En 905, deux chefs de bande parvinrent à réunir de nouveau deux camps clairement établis. Ils reprirent les grandes villes de Paradis-Ville et Enfer-Ville et se firent la guerre exactement comme leurs ancêtres plusieurs siècles auparavant, à coups de catapulte et de « cavalerie cycliste ».
On ne pouvait plus circuler dans le Cylindre sans escorte armée. Le petit commerce qui s’était établi entre les cités était troublé par les attaques de pillards.
Le principe de « trois pas en avant et un pas en arrière » était remplacé par « un pas en avant, trois pas en arrière ».
Par la suite, les générations se succédèrent, répétant les erreurs de leurs parents, cherchant des solutions, testant de nouveaux modes de vie, de nouvelles religions, de nouvelles philosophies, de nouvelles lois, de nouveaux tyrans, de nouveaux leaders, de nouvelles modes. Chaque fois la rechute était plus douloureuse. Les épidémies faisaient plus de morts. Les tyrans étaient plus sanguinaires. Les périodes d’anarchie plus dévastatrices.

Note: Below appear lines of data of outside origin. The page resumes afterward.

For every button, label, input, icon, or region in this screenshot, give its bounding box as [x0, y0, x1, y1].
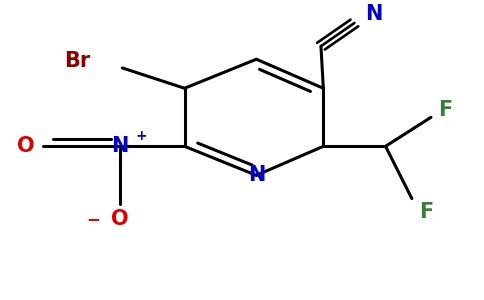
- Text: F: F: [419, 202, 433, 222]
- Text: O: O: [111, 209, 129, 229]
- Text: N: N: [248, 165, 265, 185]
- Text: Br: Br: [64, 51, 90, 71]
- Text: −: −: [87, 210, 101, 228]
- Text: O: O: [17, 136, 34, 156]
- Text: F: F: [438, 100, 453, 120]
- Text: N: N: [365, 4, 382, 24]
- Text: N: N: [111, 136, 129, 156]
- Text: +: +: [136, 129, 147, 143]
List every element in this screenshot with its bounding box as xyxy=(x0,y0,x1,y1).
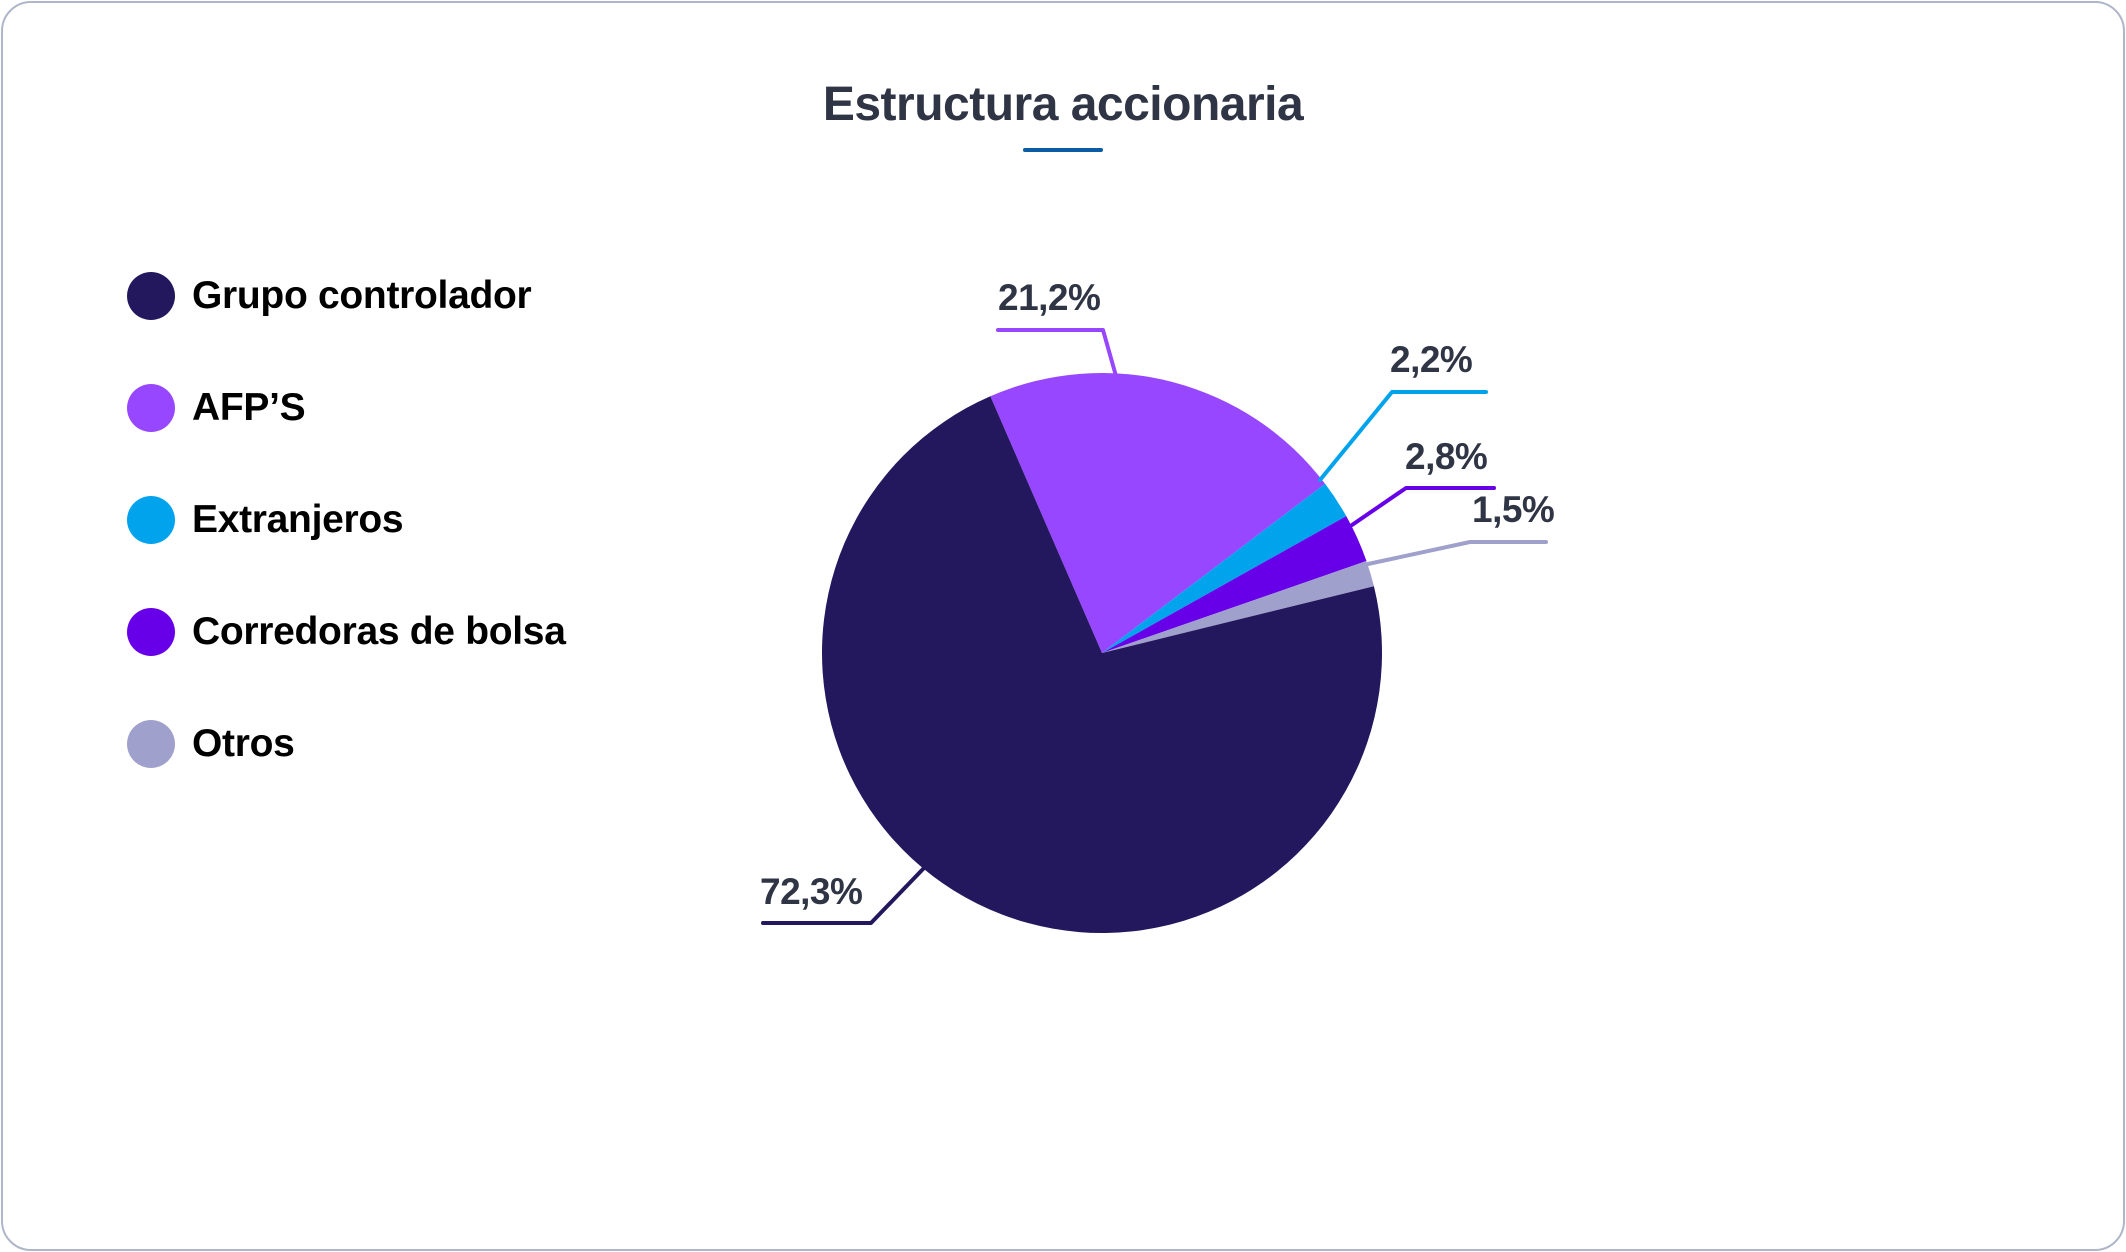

Après « un pas en avant et trois pas en arrière », ce fut « un pas en avant et quatre pas en arrière ». La moitié des lampes du néon central étaient maintenant détruites et personne ne savait les réparer ou les reproduire.
Mais il y avait toujours un pas en avant.
Il y eut des périodes de paix et d’espoir. Des rois magnifiques qui inspirèrent des idées novatrices.
Notamment Élé-12, dit le Lucide, puis son fils tout aussi inspiré, Élé-13, dit le Magnifique. On vit des assemblées de sages qui encouragèrent la science et l’élévation des consciences. Des sociétés égalitaires où chacun était solidaire et où le bonheur individuel ne pouvait exister sans la réussite de tous.
On créa des symphonies grandioses, des fresques, des sculptures étonnantes, des inventions subtiles, des architectures novatrices.
Et puis le singe peureux et violent qui sommeillait dans le cerveau des hommes faisait à nouveau parler de lui. La paix était fragile. Un tueur fou, un groupe terroriste, un dictateur malin aidé de comploteurs à sa solde et les beaux édifices sociaux s’effondraient.
Après Élé-13 le Magnifique : Élé-14 le Fanatique.
Après Élé-15 le Tolérant : Élé-16 le Sanguinaire.
Après les sages, les tyrans.
Ceux-ci, en flattant les bas instincts, avaient cependant plus d’impact que ceux qui essayaient de valoriser l’élévation des esprits. Et l’on passa d’un pas en avant à cinq pas en arrière. Mais les textes anciens n’étaient pas oubliés, et tout le temps on pouvait trouver des livres relatant l’histoire du Papillon des Étoiles dans la Grande Bibliothèque de Paradis-Ville. C’était le fil conducteur, un fil ténu mais qui ne se rompait pas, car même les pires despotes, les pillards les plus sauvages voulaient savoir pourquoi ils étaient là et où le vaisseau allait aboutir.
En l’an 1000 le Papillon des Étoiles était encore loin de l’étoile JW103683. L’humanité du Cylindre était, par le plus pur des hasards, cette année-là en paix.
Les trois lueurs étaient toujours en face mais l’étoile censée apparaître en son centre selon la légende d’Yves-1 n’apparaissait toujours pas sur les télescopes et les radiotélescopes du vaisseau.
En l’an 1005, nouvelle épidémie, nouvelle guerre, nouvelle dictature, nouvelle révolution, nouvelle paix.
Plus personne n’y prêtait attention. Pas plus qu’on ne prête attention à la succession des saisons.
En l’an 1251, le skipper du moment, un certain Jocelyn-84, détecta enfin une étoile au centre du triangle des lueurs.
À ce moment, du fait des maladies et des guerres il ne restait sur 144 000 passagers du départ que… 6 individus.